En apprenant que Silifa allait organiser un concours de tir à l'arc avec le peuple Han, tout le monde s'est rassemblé pour assister au spectacle.

Un serviteur apporta l'arc et les flèches de Silifa, et Huan She détacha également son arc et son carquois et les lui tendit. Le serviteur disposa les deux arcs sur la table à vin, ne laissant à chacun qu'une seule flèche. Silifa, tenant un grand arc de fer et une flèche sifflante, pointa du doigt l'arc et les flèches de chasse de Huan She en riant : « Est-ce ainsi que les Han utilisent ? » Huan She répondit calmement : « C'est ainsi que les chasseurs turcs utilisent. » Silifa renifla : « Je doute que vous puissiez bander mon arc de fer de 90 kilos. » Huan She dit indifféremment : « Ce n'est qu'en comptant sur sa propre force et sa propre puissance, sans dépendre du poids de l'arc et des flèches, que l'on peut éviter d'être contrôlé par des objets extérieurs. »

Le visage déjà rougeaud de Silifa devint encore plus écarlate après avoir été réprimandé par ses deux phrases. D'un ton sévère, il déclara : « Abattons une bête vivante. » Il ordonna à ses serviteurs de ramener le faucon qui venait de s'échapper. Les pattes et le bec de l'oiseau étaient liés par une corde, et ses ailes battaient frénétiquement. Huan She s'exclama, surpris : « Pourquoi lui tirer dessus ? N'est-ce pas ton préféré ? Tu as fait tant d'efforts pour l'attraper ! » Silifa répondit : « Je l'ai attrapé parce qu'il a été désobéissant et a osé me trahir. Aujourd'hui, je vais abattre cette bête pour que tout le monde sache ce qui s'est passé. » Huan She repensa au faucon, blotti dans ses bras, mangeant docilement de la viande, et maintenant, il allait servir de cible dans le concours. Il maudit intérieurement Silifa pour sa cruauté. Voyant son hésitation, Silifa sourit et dit : « Quoi, tu n'y arrives pas ? Ou bien as-tu peur de poursuivre le duel ? » Il se tourna vers son serviteur et demanda : « Quelle est la punition pour avoir accepté un duel avec moi et s'être rétracté à la dernière minute ? » Le serviteur répondit : « Tromper Votre Excellence mérite trois cents coups de fouet. »

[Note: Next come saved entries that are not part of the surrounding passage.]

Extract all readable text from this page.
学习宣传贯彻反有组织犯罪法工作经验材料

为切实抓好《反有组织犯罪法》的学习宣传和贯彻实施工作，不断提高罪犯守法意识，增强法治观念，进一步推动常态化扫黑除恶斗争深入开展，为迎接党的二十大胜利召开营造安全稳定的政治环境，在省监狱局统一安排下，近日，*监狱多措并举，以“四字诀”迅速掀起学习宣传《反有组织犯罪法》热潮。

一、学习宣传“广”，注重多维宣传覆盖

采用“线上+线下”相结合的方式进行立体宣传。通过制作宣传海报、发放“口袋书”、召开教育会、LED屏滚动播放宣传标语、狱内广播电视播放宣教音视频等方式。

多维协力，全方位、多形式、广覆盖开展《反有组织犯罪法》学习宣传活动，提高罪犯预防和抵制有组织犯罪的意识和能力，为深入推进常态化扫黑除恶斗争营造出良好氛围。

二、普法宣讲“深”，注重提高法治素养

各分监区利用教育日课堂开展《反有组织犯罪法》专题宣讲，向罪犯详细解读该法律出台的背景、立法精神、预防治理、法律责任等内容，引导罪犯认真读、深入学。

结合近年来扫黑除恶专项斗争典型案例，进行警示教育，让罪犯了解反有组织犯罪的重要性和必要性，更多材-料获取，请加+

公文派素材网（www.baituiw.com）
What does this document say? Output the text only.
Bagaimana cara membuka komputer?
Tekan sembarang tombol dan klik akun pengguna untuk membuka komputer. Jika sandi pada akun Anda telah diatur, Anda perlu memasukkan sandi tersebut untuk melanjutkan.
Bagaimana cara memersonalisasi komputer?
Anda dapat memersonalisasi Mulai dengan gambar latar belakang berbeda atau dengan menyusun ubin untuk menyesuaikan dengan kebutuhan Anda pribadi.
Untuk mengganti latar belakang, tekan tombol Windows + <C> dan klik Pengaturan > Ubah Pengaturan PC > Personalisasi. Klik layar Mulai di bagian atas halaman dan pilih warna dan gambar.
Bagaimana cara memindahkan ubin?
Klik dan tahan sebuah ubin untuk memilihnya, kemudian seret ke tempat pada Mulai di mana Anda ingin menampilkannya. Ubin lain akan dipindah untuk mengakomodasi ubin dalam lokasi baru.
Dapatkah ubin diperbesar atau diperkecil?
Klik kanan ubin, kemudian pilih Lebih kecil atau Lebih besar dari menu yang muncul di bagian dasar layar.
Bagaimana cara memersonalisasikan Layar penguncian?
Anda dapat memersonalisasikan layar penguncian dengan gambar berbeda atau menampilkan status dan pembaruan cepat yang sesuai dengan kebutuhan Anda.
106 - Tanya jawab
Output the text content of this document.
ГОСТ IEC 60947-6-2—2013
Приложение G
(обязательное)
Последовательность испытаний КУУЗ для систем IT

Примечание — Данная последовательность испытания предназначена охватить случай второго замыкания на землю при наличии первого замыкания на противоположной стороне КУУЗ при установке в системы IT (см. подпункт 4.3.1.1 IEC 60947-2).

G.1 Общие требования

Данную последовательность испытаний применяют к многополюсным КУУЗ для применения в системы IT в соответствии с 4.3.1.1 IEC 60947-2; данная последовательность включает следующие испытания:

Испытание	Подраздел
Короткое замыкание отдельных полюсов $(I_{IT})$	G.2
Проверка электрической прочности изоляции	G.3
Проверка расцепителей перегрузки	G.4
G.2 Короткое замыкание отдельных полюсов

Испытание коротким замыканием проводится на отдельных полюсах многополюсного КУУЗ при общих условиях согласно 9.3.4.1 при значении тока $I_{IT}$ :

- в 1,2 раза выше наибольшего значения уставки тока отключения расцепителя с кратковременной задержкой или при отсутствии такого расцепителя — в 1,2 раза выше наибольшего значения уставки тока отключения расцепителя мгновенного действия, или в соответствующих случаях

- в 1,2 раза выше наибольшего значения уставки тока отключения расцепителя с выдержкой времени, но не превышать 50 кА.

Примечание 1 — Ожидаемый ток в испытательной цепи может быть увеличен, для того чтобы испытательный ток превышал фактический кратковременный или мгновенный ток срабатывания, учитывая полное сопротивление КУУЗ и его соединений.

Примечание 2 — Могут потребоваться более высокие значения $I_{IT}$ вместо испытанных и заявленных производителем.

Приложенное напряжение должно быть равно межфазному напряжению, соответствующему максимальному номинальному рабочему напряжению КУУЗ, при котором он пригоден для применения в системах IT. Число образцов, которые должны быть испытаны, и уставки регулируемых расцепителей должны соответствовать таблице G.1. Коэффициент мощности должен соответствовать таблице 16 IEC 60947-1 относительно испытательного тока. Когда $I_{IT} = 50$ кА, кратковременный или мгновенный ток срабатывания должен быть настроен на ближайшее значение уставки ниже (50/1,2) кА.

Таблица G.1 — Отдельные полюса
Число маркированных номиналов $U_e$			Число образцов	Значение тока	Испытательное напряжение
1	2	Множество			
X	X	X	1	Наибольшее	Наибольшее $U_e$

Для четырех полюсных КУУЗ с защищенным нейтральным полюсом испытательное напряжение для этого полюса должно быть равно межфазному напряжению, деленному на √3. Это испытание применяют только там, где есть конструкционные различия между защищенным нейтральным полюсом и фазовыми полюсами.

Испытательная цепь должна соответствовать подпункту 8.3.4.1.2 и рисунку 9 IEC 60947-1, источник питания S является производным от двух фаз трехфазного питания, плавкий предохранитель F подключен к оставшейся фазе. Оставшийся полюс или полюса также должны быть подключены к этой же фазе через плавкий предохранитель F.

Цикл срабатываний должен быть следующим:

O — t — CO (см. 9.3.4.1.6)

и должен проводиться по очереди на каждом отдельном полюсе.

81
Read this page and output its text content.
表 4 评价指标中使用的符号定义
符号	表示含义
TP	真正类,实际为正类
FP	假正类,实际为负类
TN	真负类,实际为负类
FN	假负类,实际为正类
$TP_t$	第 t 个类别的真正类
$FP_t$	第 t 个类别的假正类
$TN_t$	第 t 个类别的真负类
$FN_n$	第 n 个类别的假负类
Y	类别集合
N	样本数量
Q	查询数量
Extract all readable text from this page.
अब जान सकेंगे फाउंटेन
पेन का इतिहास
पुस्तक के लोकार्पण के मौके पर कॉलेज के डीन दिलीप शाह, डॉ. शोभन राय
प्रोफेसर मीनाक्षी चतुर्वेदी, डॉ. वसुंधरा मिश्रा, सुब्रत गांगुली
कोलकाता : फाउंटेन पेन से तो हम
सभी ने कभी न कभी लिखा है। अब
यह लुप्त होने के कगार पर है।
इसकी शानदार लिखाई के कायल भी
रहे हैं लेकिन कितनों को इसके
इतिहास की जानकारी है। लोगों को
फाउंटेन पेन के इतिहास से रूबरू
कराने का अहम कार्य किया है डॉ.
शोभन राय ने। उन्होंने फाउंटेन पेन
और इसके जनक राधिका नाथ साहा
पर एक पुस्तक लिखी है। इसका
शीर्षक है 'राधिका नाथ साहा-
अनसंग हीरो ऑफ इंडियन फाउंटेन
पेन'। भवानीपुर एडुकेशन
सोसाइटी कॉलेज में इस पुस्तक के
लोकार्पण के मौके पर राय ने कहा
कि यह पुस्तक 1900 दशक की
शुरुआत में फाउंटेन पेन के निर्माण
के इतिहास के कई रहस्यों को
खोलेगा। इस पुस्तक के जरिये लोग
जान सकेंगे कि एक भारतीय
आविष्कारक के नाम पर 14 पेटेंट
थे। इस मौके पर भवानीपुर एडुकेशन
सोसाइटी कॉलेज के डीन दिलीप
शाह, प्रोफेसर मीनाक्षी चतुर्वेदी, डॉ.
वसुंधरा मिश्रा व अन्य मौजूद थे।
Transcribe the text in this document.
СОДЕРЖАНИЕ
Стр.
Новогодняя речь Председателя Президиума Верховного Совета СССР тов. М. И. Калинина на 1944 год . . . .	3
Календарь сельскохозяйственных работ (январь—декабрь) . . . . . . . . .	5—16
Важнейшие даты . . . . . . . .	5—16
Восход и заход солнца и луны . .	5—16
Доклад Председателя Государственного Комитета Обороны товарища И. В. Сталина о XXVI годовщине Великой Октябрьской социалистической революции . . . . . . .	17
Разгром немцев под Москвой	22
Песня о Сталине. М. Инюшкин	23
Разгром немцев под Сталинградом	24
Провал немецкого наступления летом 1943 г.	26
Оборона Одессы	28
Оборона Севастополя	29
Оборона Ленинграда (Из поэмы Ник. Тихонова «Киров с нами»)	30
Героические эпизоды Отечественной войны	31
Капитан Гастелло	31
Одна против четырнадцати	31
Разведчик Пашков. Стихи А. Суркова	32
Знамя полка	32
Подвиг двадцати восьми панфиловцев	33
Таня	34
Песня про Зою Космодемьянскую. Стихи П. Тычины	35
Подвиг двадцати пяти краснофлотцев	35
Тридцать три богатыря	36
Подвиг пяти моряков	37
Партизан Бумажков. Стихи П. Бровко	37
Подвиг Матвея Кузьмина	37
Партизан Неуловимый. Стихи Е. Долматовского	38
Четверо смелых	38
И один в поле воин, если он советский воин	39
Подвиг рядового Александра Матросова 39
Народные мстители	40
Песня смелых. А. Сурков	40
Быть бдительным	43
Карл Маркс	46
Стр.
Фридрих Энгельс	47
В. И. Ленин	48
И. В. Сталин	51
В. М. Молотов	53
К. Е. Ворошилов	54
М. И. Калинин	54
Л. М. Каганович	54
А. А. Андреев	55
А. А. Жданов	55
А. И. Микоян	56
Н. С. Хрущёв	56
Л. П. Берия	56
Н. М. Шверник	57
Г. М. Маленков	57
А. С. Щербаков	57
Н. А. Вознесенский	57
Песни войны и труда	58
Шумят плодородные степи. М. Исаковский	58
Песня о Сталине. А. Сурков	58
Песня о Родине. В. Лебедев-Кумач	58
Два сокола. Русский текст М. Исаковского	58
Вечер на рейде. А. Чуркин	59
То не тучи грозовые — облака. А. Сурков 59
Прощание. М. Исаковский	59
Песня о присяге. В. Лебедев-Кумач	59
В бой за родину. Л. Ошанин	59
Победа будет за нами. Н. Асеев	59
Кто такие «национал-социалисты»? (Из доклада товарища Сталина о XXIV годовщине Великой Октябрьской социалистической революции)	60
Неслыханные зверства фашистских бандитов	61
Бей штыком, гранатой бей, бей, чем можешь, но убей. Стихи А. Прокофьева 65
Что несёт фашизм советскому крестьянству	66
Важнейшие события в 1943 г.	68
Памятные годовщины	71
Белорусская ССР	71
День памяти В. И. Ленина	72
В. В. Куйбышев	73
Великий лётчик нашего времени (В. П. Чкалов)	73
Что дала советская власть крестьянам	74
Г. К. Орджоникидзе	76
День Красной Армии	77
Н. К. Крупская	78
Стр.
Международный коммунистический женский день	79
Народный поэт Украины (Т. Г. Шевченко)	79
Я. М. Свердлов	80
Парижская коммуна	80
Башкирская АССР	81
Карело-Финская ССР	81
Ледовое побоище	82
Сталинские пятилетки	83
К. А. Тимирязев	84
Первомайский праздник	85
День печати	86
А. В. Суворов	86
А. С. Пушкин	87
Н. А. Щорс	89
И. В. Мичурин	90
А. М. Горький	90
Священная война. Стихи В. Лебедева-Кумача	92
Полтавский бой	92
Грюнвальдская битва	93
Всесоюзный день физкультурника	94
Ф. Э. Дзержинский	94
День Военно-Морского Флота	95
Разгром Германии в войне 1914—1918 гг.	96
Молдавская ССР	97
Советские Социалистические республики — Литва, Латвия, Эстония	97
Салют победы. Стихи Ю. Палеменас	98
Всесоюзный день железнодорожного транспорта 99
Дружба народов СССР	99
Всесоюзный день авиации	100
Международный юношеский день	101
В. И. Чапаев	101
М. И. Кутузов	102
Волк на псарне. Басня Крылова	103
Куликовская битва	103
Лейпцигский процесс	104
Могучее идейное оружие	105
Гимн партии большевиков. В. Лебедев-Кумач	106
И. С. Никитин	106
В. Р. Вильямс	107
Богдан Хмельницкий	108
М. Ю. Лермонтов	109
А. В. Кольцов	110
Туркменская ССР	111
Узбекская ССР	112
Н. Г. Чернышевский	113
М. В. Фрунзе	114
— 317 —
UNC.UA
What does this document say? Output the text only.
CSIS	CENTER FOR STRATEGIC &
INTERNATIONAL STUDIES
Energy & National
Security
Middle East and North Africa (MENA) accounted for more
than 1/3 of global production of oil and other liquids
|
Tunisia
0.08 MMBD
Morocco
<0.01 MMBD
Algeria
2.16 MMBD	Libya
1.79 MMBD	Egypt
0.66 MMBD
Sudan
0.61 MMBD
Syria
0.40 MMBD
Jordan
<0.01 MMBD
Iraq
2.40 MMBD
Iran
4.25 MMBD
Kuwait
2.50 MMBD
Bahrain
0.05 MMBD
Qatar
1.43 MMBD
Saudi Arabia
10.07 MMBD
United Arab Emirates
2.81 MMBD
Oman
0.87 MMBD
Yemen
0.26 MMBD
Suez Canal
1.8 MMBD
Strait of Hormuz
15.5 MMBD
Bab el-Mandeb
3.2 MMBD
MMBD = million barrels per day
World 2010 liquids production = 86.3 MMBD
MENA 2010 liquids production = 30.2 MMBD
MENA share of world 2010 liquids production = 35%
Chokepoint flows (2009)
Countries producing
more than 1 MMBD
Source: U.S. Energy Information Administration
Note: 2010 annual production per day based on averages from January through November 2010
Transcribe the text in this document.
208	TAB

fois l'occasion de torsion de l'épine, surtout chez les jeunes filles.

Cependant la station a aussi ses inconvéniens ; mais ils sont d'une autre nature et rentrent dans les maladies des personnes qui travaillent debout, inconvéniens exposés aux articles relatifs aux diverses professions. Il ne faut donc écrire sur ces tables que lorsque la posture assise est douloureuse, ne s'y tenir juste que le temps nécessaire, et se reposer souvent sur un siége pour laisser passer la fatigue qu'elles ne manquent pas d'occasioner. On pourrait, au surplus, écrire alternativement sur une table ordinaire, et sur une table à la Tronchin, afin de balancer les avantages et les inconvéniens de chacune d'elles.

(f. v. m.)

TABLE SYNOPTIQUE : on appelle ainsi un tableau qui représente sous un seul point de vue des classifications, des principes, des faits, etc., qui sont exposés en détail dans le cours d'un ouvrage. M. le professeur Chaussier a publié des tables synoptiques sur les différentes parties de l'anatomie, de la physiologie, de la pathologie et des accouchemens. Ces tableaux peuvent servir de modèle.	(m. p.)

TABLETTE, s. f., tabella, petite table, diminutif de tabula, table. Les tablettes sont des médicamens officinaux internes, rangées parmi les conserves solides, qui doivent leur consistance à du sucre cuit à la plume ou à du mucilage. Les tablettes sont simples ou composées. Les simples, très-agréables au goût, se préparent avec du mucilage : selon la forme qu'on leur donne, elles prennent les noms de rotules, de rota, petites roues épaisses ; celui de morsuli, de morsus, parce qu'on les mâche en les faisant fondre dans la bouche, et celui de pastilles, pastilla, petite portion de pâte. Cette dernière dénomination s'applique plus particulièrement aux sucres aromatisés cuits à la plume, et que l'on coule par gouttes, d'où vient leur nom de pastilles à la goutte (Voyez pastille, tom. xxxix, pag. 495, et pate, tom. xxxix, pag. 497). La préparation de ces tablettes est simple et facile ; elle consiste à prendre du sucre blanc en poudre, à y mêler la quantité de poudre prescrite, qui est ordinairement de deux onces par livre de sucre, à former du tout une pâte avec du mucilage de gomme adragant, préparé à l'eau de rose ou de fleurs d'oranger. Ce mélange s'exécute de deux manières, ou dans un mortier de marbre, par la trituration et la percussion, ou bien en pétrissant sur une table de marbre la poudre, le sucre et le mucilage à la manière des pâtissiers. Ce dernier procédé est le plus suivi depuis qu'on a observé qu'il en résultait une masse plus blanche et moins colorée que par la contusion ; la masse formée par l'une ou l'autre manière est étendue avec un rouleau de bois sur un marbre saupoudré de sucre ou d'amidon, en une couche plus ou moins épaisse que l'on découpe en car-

N'ayant plus le choix, Huan She déclara : « Très bien, je participe. » Il pensait secrètement que s'il tirait, il viserait une partie moins vitale du faucon pour ne pas le tuer. Lui et Si Lifang se tinrent devant la table à vin. Un serviteur lança le faucon en l'air. L'animal déploya ses ailes et s'envola. Le serviteur cria « Trois ! » et les deux hommes empoignèrent rapidement leurs arcs, bandèrent leurs flèches et décochèrent. La flèche de Huan She siffla et frappa la serre du faucon. Contre toute attente, à l'impact, la hampe se détacha de la pointe et tomba lourdement dans une jarre à vin. Pendant ce temps, la flèche sifflante de Si Lifang transperça le ventre du faucon. Celui-ci poussa un cri de douleur en s'écroulant lourdement, le sang giclant de partout.

Les serviteurs apportèrent à Si Lifa la jarre de vin contenant la flèche de Huan She et le faucon mort. Si Lifa éclata de rire : « Aujourd'hui, j'ai vraiment été témoin de l'habileté des gens des Plaines centrales ! » Huan She savait que sa flèche avait été trafiquée par les serviteurs de Si Lifa ; il s'avérait que Si Lifa l'avait incité à participer à ce concours uniquement pour l'humilier publiquement. Furieux, mais voyant Li Weiying secouer légèrement la tête, il ne put que réprimer sa colère et dit : « Très bien, tu as gagné. Mon cheval est à toi. » Si Lifa claqua la langue et dit : « Si tu penses que l'arc et les flèches ne valent rien, je te prêterai mon arc de fer, mais j'ai bien peur que tu ne saches pas t'en servir. Pff, les Han des Plaines centrales ne sont pas des champions. » Sur ces mots, il jeta l'arc de fer aux pieds de Huan She.

Au moment où Huan She s'apprêtait à repousser l'arc de fer d'un coup de pied, Li Weiying le ramassa et le rendit au serviteur en disant : « Si Lifa s'est trompé. Non seulement il a bandé l'arc sans effort, mais il a aussi délibérément manqué sa cible. » Si Lifa s'exclama : « Ah bon ? Explique-moi. » Huan She lui chuchota : « Pourquoi lui racontes-tu des bêtises ? » Elle sourit et déclara à haute voix : « Nous, les Han des Plaines centrales, accordons une grande importance à l'étude assidue des Six Arts : les rites, la musique, le tir à l'arc, la conduite de chars, la calligraphie et les mathématiques, et aucun ne doit être négligé. Cependant, comme le disait Confucius : "Les sages ne s'interrogent pas, les bienveillants ne s'inquiètent pas et les braves ne craignent rien." C'est pourquoi les Han ont inventé le jeu de la poterie. » N'ayant qu'une connaissance rudimentaire du turc, elle s'exprimait dans un mélange de chinois et de turc. Huan She comprit immédiatement et traduisit ses propos à tous avec un sourire. Si Lifa demanda : « Un pot de poix ? » Li Weiying répondit : « Exactement. On enlève les pointes des flèches, on ne garde que les fûts. Inutile de tenir un arc ; on peut simplement jeter les flèches dans le pot à trois mètres de distance. Ainsi, on pratique le tir à l'arc, on atténue l'intention de tuer et on se divertit. C'est un acte de bienveillance. C'est pourquoi Huan Lang enlevait les pointes de flèches : c'était un véritable acte de bienveillance, à l'instar des anciens. »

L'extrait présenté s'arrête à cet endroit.